Based on our benchmark analysis (Supplementary Note), we applied an in-house filter for short, non-reciprocal, and singleton inversions for samples that showed a large number of such probably artefactual patterns. We also filtered out somatic L1 transduction events that originated from the 18 hot source retroelements detected from 279 breast cancers (PCAWG + Ferrari et al. study19) using xTea58 (v0.1.6; Supplementary Note and Supplementary Table 6).

Defining focal amplifications

We defined an amplicon as a genomic segment for which the absolute copy number was more than three times greater than the baseline copy number of the chromosome arm. The arm-level baseline was defined as the integer copy number supported by the largest of the combined genomic segments sharing the same copy number. For the chromosome arms where the most common copy number was haploid, we considered diploid as the baseline copy number. Contiguous amplicons were merged, and the amplicons less than 1 kb in size were removed. From the 780 breast cancer cases, we identified 11,490 amplicons. Among these, we focused on 5,502 (48%) amplicons that bordered an unamplified region (Supplementary Table 2). The unamplified regions were defined as those where the copy number was no greater than one above the arm-level baseline. We included regions where the copy number was one copy above the arm-level baseline, because the unequal breakpoints in the two flipped dicentric chromosomes during the TB breakage could result in duplicated genomic segments.

For pan-cancer analysis, we also applied the same steps to the PCAWG consensus calls to define amplicons. Due to the incomplete concordance between copy-number boundaries and SV breakpoints, we created additional copy-number segments on the consensus copy-number calls: we divided a copy-number segment into two when there was an SV breakpoint in the middle, at least 10 bp apart from both boundaries; next, the absolute copy number was re-calculated for each genomic segment from BAM files considering depth, GC content and mappability. Based on this analysis, we focused on 6,586 amplicons adjacent to the unamplified regions.

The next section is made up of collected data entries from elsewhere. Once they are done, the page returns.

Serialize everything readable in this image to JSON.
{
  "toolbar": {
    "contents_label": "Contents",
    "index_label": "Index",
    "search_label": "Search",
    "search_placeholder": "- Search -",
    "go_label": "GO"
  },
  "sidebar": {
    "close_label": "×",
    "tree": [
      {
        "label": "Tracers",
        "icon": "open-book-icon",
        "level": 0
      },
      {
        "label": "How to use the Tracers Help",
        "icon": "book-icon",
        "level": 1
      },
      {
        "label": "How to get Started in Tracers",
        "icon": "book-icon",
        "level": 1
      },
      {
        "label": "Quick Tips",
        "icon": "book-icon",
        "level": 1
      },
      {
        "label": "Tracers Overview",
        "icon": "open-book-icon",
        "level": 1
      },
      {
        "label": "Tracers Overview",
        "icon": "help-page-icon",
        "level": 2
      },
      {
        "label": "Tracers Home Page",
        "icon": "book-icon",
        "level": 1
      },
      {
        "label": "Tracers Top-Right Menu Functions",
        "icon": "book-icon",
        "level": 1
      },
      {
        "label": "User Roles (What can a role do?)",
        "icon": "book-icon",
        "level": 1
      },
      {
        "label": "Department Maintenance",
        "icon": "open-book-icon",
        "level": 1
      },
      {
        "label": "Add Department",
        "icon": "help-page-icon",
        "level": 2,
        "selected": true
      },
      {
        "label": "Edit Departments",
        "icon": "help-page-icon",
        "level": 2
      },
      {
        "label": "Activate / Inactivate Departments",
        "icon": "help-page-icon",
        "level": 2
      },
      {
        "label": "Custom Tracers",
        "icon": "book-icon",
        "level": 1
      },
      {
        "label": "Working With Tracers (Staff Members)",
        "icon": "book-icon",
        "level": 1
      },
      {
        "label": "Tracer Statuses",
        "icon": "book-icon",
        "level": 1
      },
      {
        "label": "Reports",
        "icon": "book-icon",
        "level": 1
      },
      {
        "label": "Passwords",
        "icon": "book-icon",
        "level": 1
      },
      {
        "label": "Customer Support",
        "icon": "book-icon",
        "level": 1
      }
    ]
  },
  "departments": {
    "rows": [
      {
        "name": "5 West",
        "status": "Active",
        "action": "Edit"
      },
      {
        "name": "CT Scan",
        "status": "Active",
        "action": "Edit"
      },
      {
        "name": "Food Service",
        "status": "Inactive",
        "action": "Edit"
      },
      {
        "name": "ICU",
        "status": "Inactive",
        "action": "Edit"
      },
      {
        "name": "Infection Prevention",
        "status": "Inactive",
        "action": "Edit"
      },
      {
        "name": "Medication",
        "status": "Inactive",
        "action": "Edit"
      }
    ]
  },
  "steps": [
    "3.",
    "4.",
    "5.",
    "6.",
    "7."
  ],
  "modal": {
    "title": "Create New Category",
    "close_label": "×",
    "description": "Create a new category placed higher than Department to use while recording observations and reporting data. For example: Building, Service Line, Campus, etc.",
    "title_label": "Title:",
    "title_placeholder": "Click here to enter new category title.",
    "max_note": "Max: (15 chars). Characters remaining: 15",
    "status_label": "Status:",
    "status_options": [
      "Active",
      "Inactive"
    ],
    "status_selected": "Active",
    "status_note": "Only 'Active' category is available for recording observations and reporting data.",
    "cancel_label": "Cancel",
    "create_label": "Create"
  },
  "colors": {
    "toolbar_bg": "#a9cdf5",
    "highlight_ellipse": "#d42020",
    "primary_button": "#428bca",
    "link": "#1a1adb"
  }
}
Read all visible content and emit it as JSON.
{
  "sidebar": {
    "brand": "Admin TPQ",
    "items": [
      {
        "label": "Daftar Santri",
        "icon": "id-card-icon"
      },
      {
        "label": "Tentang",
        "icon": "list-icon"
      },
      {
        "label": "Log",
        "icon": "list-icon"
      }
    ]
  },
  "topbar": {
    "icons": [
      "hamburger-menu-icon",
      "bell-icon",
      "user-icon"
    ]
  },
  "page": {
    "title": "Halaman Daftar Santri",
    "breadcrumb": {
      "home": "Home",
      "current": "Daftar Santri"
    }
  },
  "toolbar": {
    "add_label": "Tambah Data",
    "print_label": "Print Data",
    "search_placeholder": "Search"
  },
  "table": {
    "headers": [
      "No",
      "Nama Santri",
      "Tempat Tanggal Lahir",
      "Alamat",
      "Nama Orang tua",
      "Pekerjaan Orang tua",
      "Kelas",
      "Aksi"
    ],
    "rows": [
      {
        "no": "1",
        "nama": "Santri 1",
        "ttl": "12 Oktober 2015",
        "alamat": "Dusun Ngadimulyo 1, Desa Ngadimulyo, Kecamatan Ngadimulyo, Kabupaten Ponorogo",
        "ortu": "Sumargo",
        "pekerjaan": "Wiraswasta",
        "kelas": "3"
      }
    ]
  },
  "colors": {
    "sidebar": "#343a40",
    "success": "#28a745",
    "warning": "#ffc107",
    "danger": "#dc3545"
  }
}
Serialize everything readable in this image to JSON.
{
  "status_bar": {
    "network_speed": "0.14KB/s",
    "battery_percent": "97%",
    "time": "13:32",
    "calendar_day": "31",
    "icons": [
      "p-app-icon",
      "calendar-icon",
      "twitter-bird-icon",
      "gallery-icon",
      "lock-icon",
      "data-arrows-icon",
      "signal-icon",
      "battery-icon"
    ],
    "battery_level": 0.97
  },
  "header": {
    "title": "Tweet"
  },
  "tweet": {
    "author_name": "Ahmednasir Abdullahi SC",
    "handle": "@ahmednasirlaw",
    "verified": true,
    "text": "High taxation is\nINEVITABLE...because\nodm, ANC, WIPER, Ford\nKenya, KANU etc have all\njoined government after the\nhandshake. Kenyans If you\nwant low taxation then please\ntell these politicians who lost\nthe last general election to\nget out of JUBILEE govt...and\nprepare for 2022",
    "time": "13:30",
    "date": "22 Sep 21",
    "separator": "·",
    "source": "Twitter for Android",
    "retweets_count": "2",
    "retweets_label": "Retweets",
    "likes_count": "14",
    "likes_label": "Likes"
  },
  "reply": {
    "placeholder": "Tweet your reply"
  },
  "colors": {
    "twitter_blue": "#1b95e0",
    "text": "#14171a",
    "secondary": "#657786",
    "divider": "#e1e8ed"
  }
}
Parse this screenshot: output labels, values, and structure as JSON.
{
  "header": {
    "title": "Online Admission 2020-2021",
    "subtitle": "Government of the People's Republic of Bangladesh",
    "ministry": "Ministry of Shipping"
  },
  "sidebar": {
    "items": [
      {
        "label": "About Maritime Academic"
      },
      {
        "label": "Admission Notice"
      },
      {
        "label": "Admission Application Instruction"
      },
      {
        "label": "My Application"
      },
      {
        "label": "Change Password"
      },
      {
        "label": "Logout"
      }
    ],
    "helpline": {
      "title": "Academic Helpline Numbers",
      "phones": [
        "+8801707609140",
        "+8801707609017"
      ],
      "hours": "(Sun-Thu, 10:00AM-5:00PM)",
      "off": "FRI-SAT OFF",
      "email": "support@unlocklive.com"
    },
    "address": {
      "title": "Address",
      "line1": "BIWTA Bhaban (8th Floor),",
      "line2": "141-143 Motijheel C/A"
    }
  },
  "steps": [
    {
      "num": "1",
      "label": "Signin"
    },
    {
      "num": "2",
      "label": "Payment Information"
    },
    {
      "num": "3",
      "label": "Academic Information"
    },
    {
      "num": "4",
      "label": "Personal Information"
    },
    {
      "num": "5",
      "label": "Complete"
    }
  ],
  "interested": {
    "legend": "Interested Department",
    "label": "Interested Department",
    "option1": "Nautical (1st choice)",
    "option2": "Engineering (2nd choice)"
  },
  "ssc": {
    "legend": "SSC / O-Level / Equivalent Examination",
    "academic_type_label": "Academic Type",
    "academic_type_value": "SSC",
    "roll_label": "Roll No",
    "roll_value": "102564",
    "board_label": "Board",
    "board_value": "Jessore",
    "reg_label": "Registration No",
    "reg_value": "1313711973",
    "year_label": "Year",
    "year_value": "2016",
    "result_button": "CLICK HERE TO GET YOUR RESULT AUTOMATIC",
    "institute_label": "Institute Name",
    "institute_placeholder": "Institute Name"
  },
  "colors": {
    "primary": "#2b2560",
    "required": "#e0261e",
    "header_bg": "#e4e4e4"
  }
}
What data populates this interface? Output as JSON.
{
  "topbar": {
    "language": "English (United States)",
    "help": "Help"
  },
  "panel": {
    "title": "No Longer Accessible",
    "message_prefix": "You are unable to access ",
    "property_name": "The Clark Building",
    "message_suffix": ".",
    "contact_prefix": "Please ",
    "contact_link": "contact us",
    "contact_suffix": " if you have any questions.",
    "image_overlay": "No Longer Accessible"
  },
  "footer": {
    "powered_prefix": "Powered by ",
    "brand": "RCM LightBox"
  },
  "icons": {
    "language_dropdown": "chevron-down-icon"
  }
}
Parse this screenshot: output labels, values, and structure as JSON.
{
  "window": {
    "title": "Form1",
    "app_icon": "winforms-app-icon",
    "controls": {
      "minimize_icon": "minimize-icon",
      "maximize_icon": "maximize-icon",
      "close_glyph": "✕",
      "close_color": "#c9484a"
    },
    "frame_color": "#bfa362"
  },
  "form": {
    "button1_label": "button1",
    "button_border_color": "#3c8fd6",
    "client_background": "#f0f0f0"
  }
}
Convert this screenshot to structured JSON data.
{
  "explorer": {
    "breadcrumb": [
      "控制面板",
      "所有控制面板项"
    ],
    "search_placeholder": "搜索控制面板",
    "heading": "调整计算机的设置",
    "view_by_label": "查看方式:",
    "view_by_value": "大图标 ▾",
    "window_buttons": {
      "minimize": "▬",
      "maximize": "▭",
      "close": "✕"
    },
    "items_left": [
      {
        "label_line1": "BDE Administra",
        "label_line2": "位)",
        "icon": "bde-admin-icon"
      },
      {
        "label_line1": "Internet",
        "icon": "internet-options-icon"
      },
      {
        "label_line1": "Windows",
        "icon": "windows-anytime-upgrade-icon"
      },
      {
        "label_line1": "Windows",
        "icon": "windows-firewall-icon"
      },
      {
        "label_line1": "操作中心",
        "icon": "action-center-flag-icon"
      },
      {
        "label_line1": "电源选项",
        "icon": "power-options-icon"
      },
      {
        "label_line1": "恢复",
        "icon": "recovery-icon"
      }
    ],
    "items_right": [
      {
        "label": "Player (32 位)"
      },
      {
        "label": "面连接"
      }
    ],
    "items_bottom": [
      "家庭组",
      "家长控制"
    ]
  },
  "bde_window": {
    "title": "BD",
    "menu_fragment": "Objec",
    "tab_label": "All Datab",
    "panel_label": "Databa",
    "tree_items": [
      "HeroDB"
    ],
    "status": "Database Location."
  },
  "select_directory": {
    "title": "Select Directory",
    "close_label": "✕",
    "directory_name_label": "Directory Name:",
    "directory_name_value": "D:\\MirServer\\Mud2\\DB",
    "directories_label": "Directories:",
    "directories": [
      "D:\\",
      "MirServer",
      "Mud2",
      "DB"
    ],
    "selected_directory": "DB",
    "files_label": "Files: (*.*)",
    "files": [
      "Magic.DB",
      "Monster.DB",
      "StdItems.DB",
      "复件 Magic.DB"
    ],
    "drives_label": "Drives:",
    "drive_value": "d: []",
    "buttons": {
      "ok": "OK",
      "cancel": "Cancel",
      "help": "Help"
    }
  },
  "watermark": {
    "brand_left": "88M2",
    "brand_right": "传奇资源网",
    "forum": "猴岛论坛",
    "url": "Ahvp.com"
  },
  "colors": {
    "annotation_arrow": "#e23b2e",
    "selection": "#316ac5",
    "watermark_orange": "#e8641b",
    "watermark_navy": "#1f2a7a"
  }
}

The SVs at their boundaries were classified into six categories (fold-back inversion, translocation, simple head-to-tail, tandem duplication, intra-chromosomal complex, and no SV support) as described in Fig. 5b. Fold-back inversion were defined as head-to-head or tail-to-tail intra-chromosomal SV with breakpoints less than 5 kb apart. Among the amplicons generated by simple head-to-tail SVs (duplication-like), double minutes (DMs) were defined as amplicons with copy number more than three times greater than that of adjacent segment; while those with a copy number three times or less were classified as tandem duplications. Other amplicons bordered by intra-chromosomal SVs were classified as intra-chromosomal complex rearrangements, which often resulted from chromothripsis. Amplicons without supporting boundary SVs were grouped as ‘no SV support’. Hierarchical clustering of tumour types was performed using their fraction of fold-back inversion, translocation, and DMs at the amplicon boundaries. The optimal number of clusters was determined to be k = 4 due to the distinct differences observed among the groups.

Correlative analysis with TB amplification

Among the 244 breast cancer cases with TB amplification, many displayed the genomic footprints of TB amplification and chromothripsis at the same time. Some cases showed a heavier burden of intra-chromosomal rearrangements than of boundary translocations, suggesting a predominant role of chromothripsis in these cases. To conduct a correlative analysis between TB amplification and driver genomic events, we selected 151 (out of 244) cases exhibiting an extensive footprint of TB amplification with 10 or more translocations between the involved chromosomes. We used the potential driver genetic alterations identified by the PURPLE algorithm, which included recurrently altered genes by mutation (n = 363), germline alterations (n = 15) and deletions (n = 124). We excluded gene amplifications (n = 127) here because many of them were TB amplification. We selected the top 10% of genes in each class and examined their presence in the tumours with and without extensive footprint of TB amplification. We excluded the genetic alterations present in less than 5% of the samples (39 cases). Primary statistical testing was performed by the two-sided Fisher’s exact test with FDR <0.1.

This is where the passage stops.